You were outside the United States less than a week, including business and non-business activities.
You spent less than 25% of the time in non-business activities.
Vacation was not a major consideration on the trip.
If you qualify for one of these exceptions, you do not have to allocate your travel expenses between business and personal purposes. You can deduct the total cost of getting to and from your destination. But if you do not qualify for an exception and your trip includes both business and personal elements, you will need to allocate your travel expenses.
Business Days and Personal Days
If your trip is primarily for business, but also includes personal elements, you must allocate your travel time on a day-to-day basis, between business days and personal days. You can deduct the business portion of the trip to and from your business destination, based on the percentage of business days outside the U.S. in relation to the total number of days of travel outside the U.S.. The days you depart from and return to the United States are counted as travel days outside the U.S..
In calculating this percentage, business days include:
Transportation days – days you spend traveling to and from a business destination. Extra days for personal side-trips or non-business activities do not count as business days.
Days when your presence is required at a particular place for a specific business purpose.
Days spent on business, when your principal activity during working hours is your trade or business.

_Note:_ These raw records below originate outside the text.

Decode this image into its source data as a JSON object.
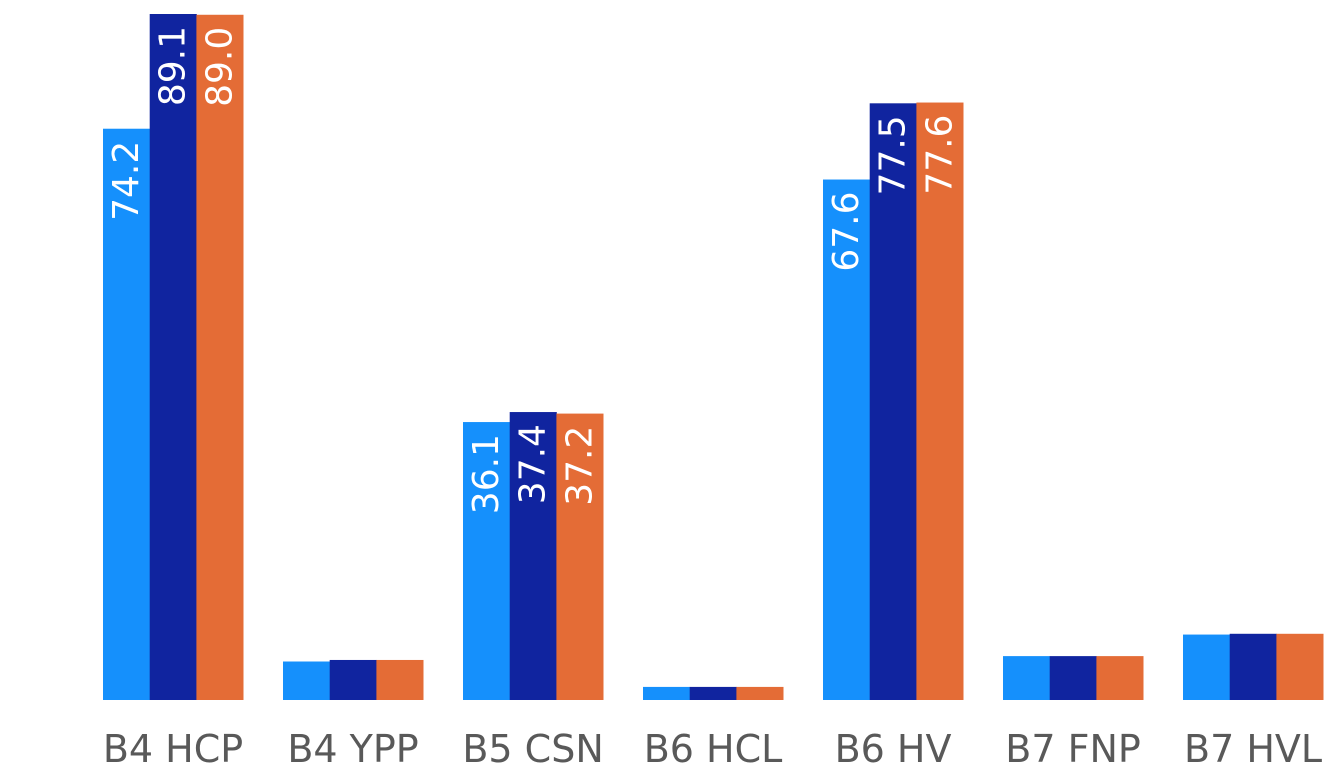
{
  "chart_data": {
    "type": "bar",
    "title": "",
    "xlabel": "",
    "ylabel": "",
    "categories": [
      "B4 HCP",
      "B4 YPP",
      "B5 CSN",
      "B6 HCL",
      "B6 HV",
      "B7 FNP",
      "B7 HVL"
    ],
    "series": [
      {
        "color": "#1590FC",
        "values": [
          74.2,
          5.0,
          36.1,
          1.7,
          67.6,
          5.7,
          8.5
        ],
        "labels": [
          "74.2",
          "",
          "36.1",
          "",
          "67.6",
          "",
          ""
        ]
      },
      {
        "color": "#10249F",
        "values": [
          89.1,
          5.2,
          37.4,
          1.7,
          77.5,
          5.7,
          8.6
        ],
        "labels": [
          "89.1",
          "",
          "37.4",
          "",
          "77.5",
          "",
          ""
        ]
      },
      {
        "color": "#E46C36",
        "values": [
          89.0,
          5.2,
          37.2,
          1.7,
          77.6,
          5.7,
          8.6
        ],
        "labels": [
          "89.0",
          "",
          "37.2",
          "",
          "77.6",
          "",
          ""
        ]
      }
    ],
    "ylim": [
      0,
      89.1
    ],
    "grid": false,
    "legend": "none"
  }
}
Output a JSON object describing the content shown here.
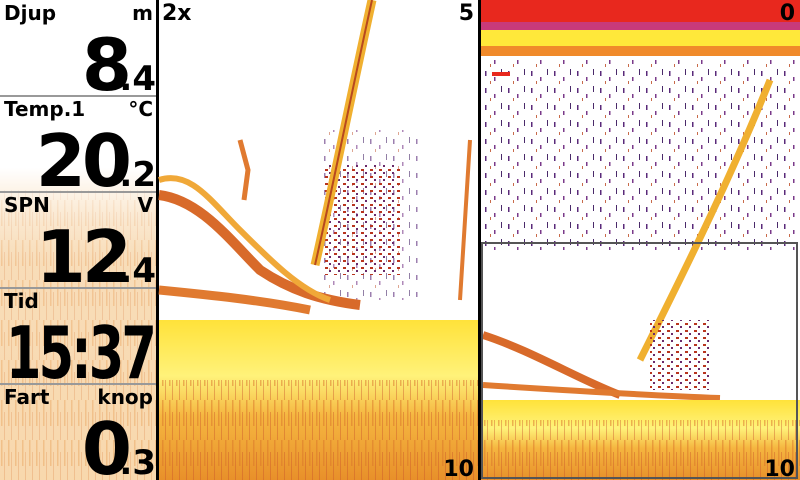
{
  "readouts": [
    {
      "label": "Djup",
      "unit": "m",
      "main": "8",
      "fraction": ".4"
    },
    {
      "label": "Temp.1",
      "unit": "°C",
      "main": "20",
      "fraction": ".2"
    },
    {
      "label": "SPN",
      "unit": "V",
      "main": "12",
      "fraction": ".4"
    },
    {
      "label": "Tid",
      "main": "15:37"
    },
    {
      "label": "Fart",
      "unit": "knop",
      "main": "0",
      "fraction": ".3"
    }
  ],
  "sonar_main": {
    "zoom": "2x",
    "depth_top": "5",
    "depth_bottom": "10"
  },
  "sonar_right": {
    "depth_top": "0",
    "depth_bottom": "10"
  }
}
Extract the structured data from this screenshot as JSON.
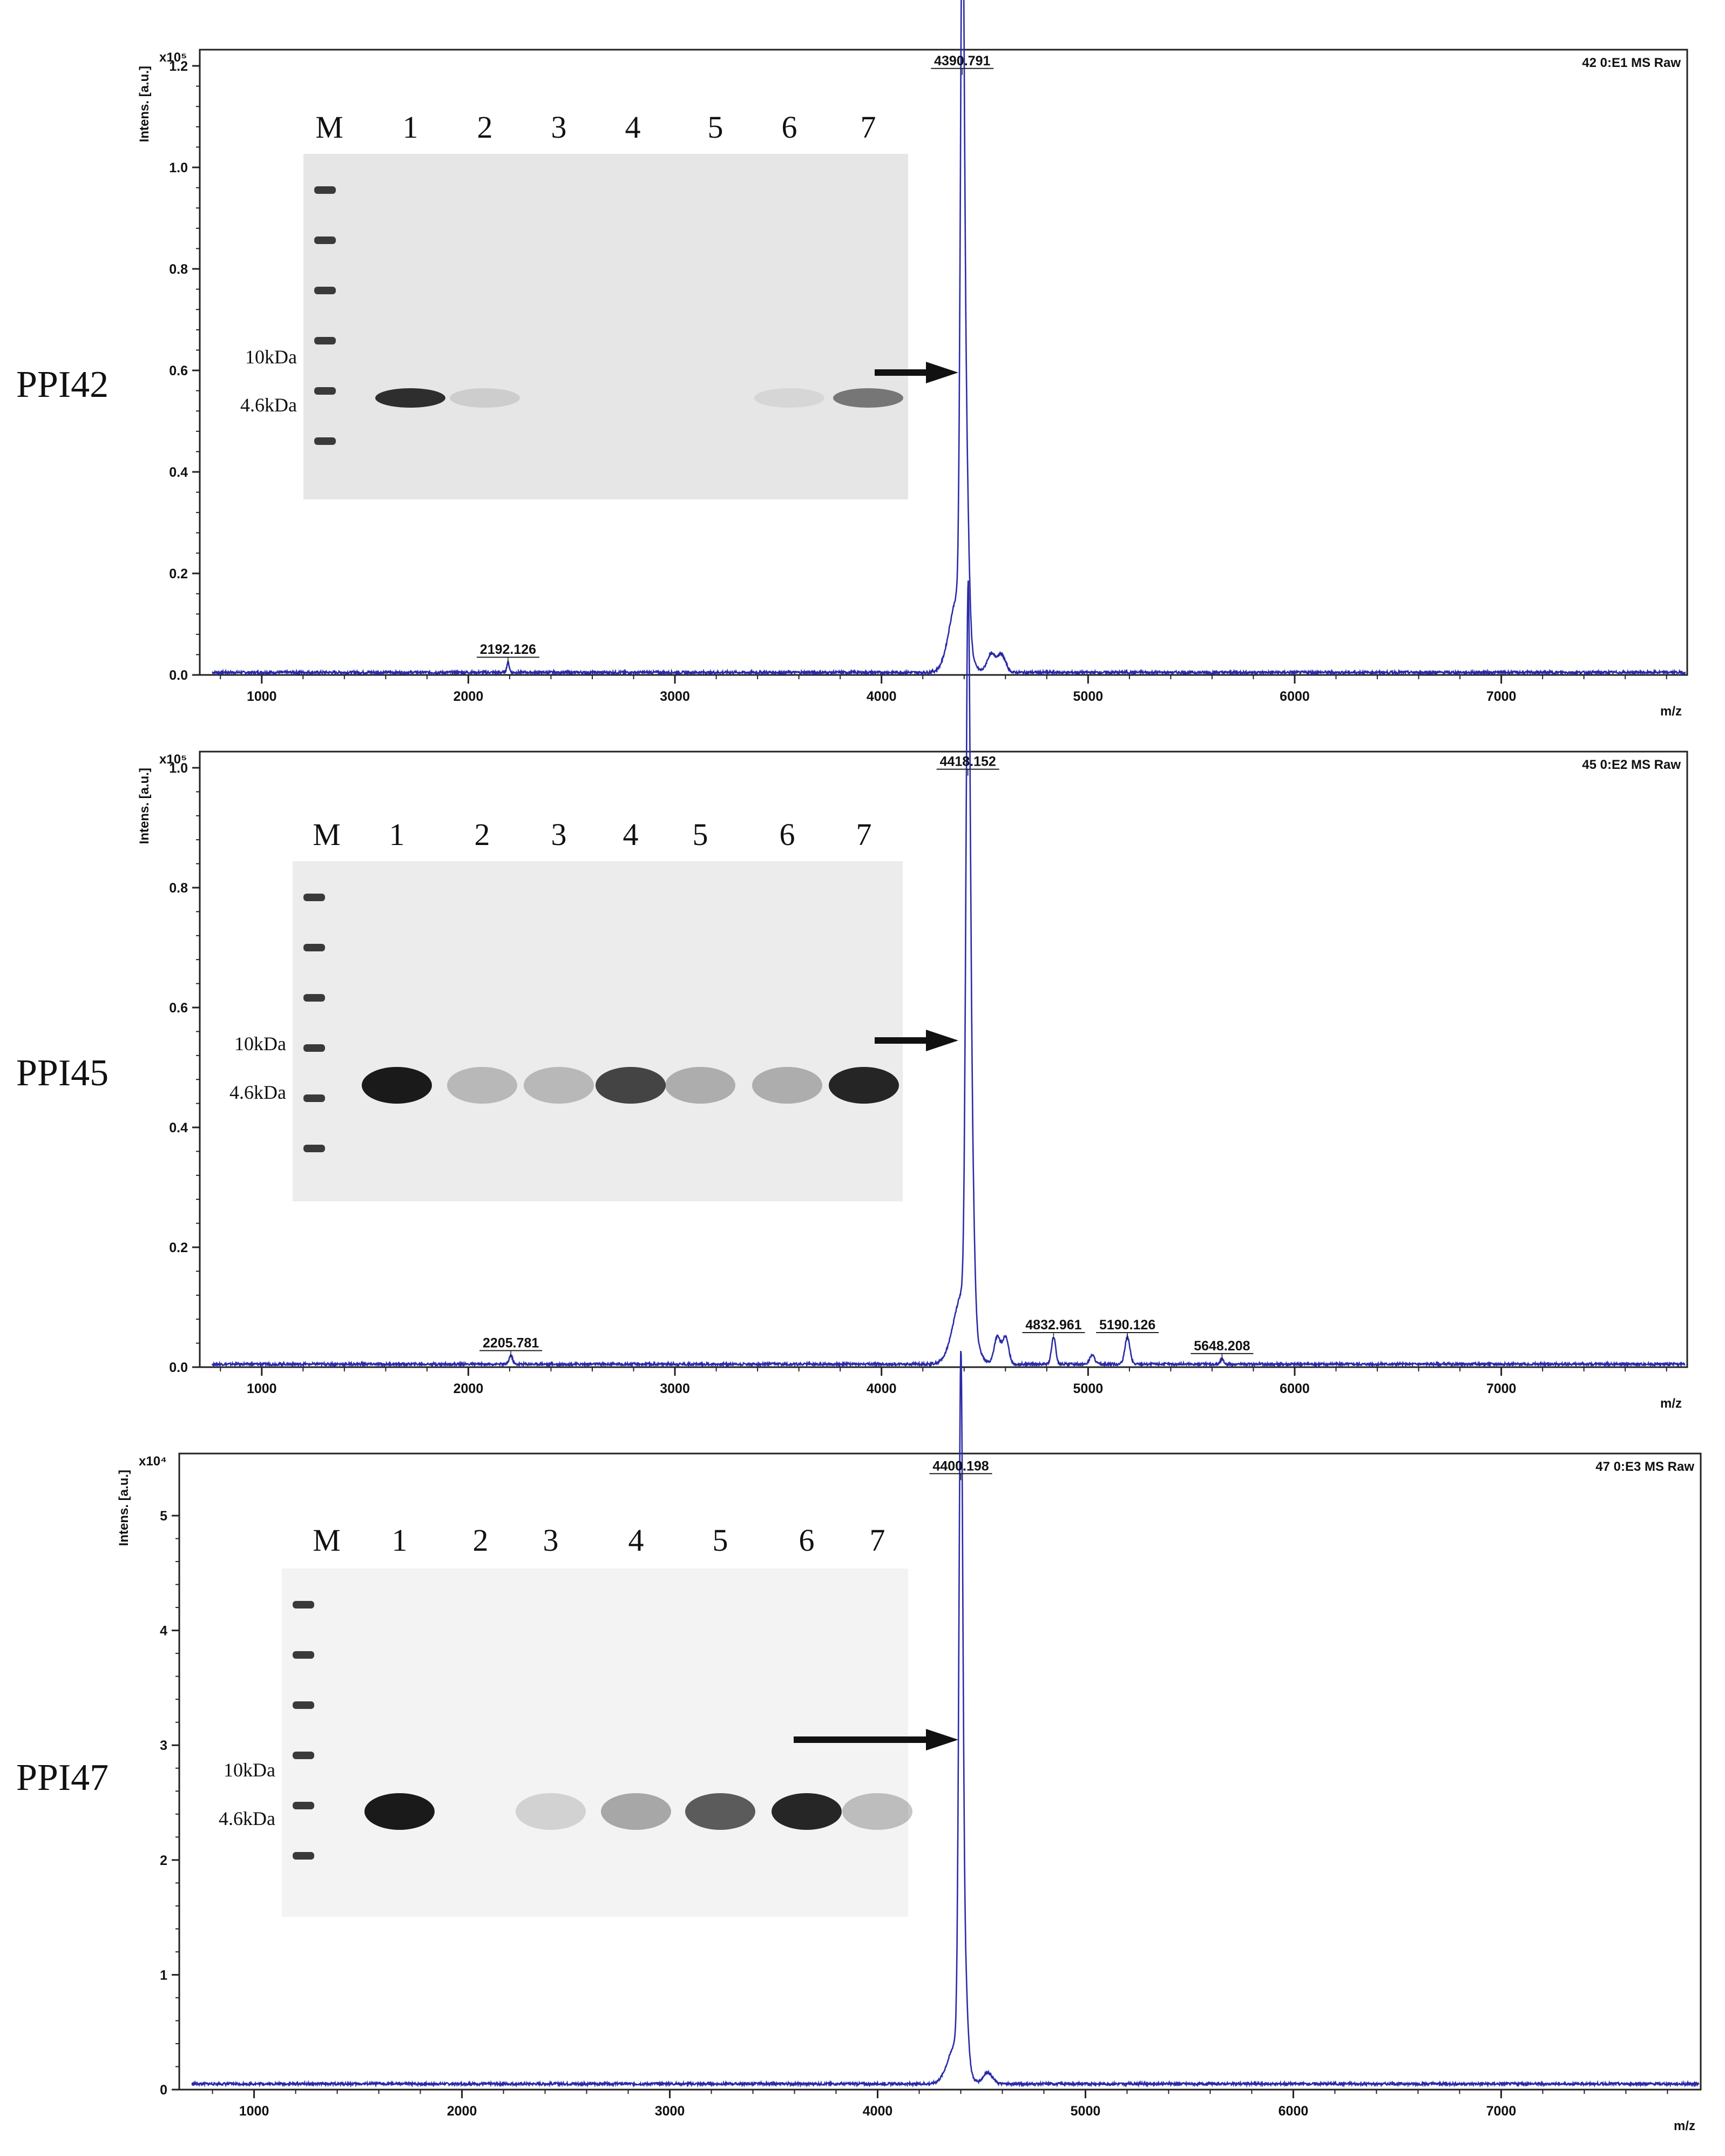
{
  "chart_data": [
    {
      "type": "line",
      "sample_label": "PPI42",
      "spectrum_label": "42 0:E1 MS Raw",
      "ylabel": "Intens. [a.u.]",
      "y_exponent_label": "x10⁵",
      "xlabel": "m/z",
      "xlim": [
        700,
        7900
      ],
      "ylim": [
        0,
        1.2
      ],
      "x_ticks": [
        1000,
        2000,
        3000,
        4000,
        5000,
        6000,
        7000
      ],
      "y_ticks": [
        0.0,
        0.2,
        0.4,
        0.6,
        0.8,
        1.0,
        1.2
      ],
      "y_tick_labels": [
        "0.0",
        "0.2",
        "0.4",
        "0.6",
        "0.8",
        "1.0",
        "1.2"
      ],
      "baseline": 0.005,
      "spectrum_color": "#2a2aa8",
      "peak_labels": [
        {
          "x": 4390.791,
          "y": 1.18,
          "label": "4390.791"
        },
        {
          "x": 2192.126,
          "y": 0.02,
          "label": "2192.126"
        }
      ],
      "peaks": [
        {
          "x": 4390.791,
          "y": 1.175,
          "w": 9
        },
        {
          "x": 4405,
          "y": 0.44,
          "w": 14
        },
        {
          "x": 4370,
          "y": 0.15,
          "w": 40
        },
        {
          "x": 4530,
          "y": 0.035,
          "w": 20
        },
        {
          "x": 4580,
          "y": 0.035,
          "w": 20
        },
        {
          "x": 2192.126,
          "y": 0.02,
          "w": 6
        }
      ],
      "gel": {
        "lanes": [
          "M",
          "1",
          "2",
          "3",
          "4",
          "5",
          "6",
          "7"
        ],
        "markers": [
          "10kDa",
          "4.6kDa"
        ],
        "background": "#e6e6e6"
      }
    },
    {
      "type": "line",
      "sample_label": "PPI45",
      "spectrum_label": "45 0:E2 MS Raw",
      "ylabel": "Intens. [a.u.]",
      "y_exponent_label": "x10⁵",
      "xlabel": "m/z",
      "xlim": [
        700,
        7900
      ],
      "ylim": [
        0,
        1.0
      ],
      "x_ticks": [
        1000,
        2000,
        3000,
        4000,
        5000,
        6000,
        7000
      ],
      "y_ticks": [
        0.0,
        0.2,
        0.4,
        0.6,
        0.8,
        1.0
      ],
      "y_tick_labels": [
        "0.0",
        "0.2",
        "0.4",
        "0.6",
        "0.8",
        "1.0"
      ],
      "baseline": 0.005,
      "spectrum_color": "#2a2aa8",
      "peak_labels": [
        {
          "x": 4418.152,
          "y": 0.985,
          "label": "4418.152"
        },
        {
          "x": 2205.781,
          "y": 0.015,
          "label": "2205.781"
        },
        {
          "x": 4832.961,
          "y": 0.045,
          "label": "4832.961"
        },
        {
          "x": 5190.126,
          "y": 0.045,
          "label": "5190.126"
        },
        {
          "x": 5648.208,
          "y": 0.01,
          "label": "5648.208"
        }
      ],
      "peaks": [
        {
          "x": 4418.152,
          "y": 0.985,
          "w": 10
        },
        {
          "x": 4432,
          "y": 0.34,
          "w": 14
        },
        {
          "x": 4395,
          "y": 0.12,
          "w": 45
        },
        {
          "x": 4560,
          "y": 0.045,
          "w": 15
        },
        {
          "x": 4600,
          "y": 0.045,
          "w": 15
        },
        {
          "x": 4832.961,
          "y": 0.045,
          "w": 10
        },
        {
          "x": 5190.126,
          "y": 0.045,
          "w": 12
        },
        {
          "x": 5020,
          "y": 0.015,
          "w": 12
        },
        {
          "x": 2205.781,
          "y": 0.015,
          "w": 8
        },
        {
          "x": 5648.208,
          "y": 0.008,
          "w": 8
        }
      ],
      "gel": {
        "lanes": [
          "M",
          "1",
          "2",
          "3",
          "4",
          "5",
          "6",
          "7"
        ],
        "markers": [
          "10kDa",
          "4.6kDa"
        ],
        "background": "#ececec"
      }
    },
    {
      "type": "line",
      "sample_label": "PPI47",
      "spectrum_label": "47 0:E3 MS Raw",
      "ylabel": "Intens. [a.u.]",
      "y_exponent_label": "x10⁴",
      "xlabel": "m/z",
      "xlim": [
        640,
        7960
      ],
      "ylim": [
        0,
        5.4
      ],
      "x_ticks": [
        1000,
        2000,
        3000,
        4000,
        5000,
        6000,
        7000
      ],
      "y_ticks": [
        0,
        1,
        2,
        3,
        4,
        5
      ],
      "y_tick_labels": [
        "0",
        "1",
        "2",
        "3",
        "4",
        "5"
      ],
      "baseline": 0.05,
      "spectrum_color": "#2a2aa8",
      "peak_labels": [
        {
          "x": 4400.198,
          "y": 5.3,
          "label": "4400.198"
        }
      ],
      "peaks": [
        {
          "x": 4400.198,
          "y": 5.25,
          "w": 9
        },
        {
          "x": 4412,
          "y": 1.1,
          "w": 16
        },
        {
          "x": 4380,
          "y": 0.35,
          "w": 40
        },
        {
          "x": 4530,
          "y": 0.1,
          "w": 22
        }
      ],
      "gel": {
        "lanes": [
          "M",
          "1",
          "2",
          "3",
          "4",
          "5",
          "6",
          "7"
        ],
        "markers": [
          "10kDa",
          "4.6kDa"
        ],
        "background": "#f3f3f3"
      }
    }
  ]
}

Certain weekends and holidays, if they fall between business days. In this case, a weekend or holiday is considered a business day even if you use it for personal activities.
Vacation Included In Trip
You also have to allocate your travel expenses if you take a vacation or have other non-business activities on your way from the U.S. to your business destination, or on the way back to the U.S. In this case, the part you have to allocate is what a trip would have cost from your departure point in the U.S. to your non-business destination, and your return to the point in the U.S. where your trip outside the U.S. ends. You prorate this amount according to the percentage of personal days outside the U.S. in relation to the total days outside the U.S. The result is the amount allocated to personal travel and therefore not deductible.
If you take a side trip for a vacation or other personal activity at, near, or beyond your business destination, you would have to allocate your travel expenses in a slightly different manner. In this case, you would use the same percentage as above (personal days outside the U.S. divided by total business days outside the U.S.), but you would apply this percentage to the cost of the trip from your departure point in the U.S. to your business destination and back to the U.S. The resulting amount would be a non-deductible personal expense.
If your trip outside the U.S. is primarily for personal purposes, none of the travel cost is deductible. If you do any business while on the trip, you may be able to deduct the related business expenses you incur, but not any part of the cost of the trip itself.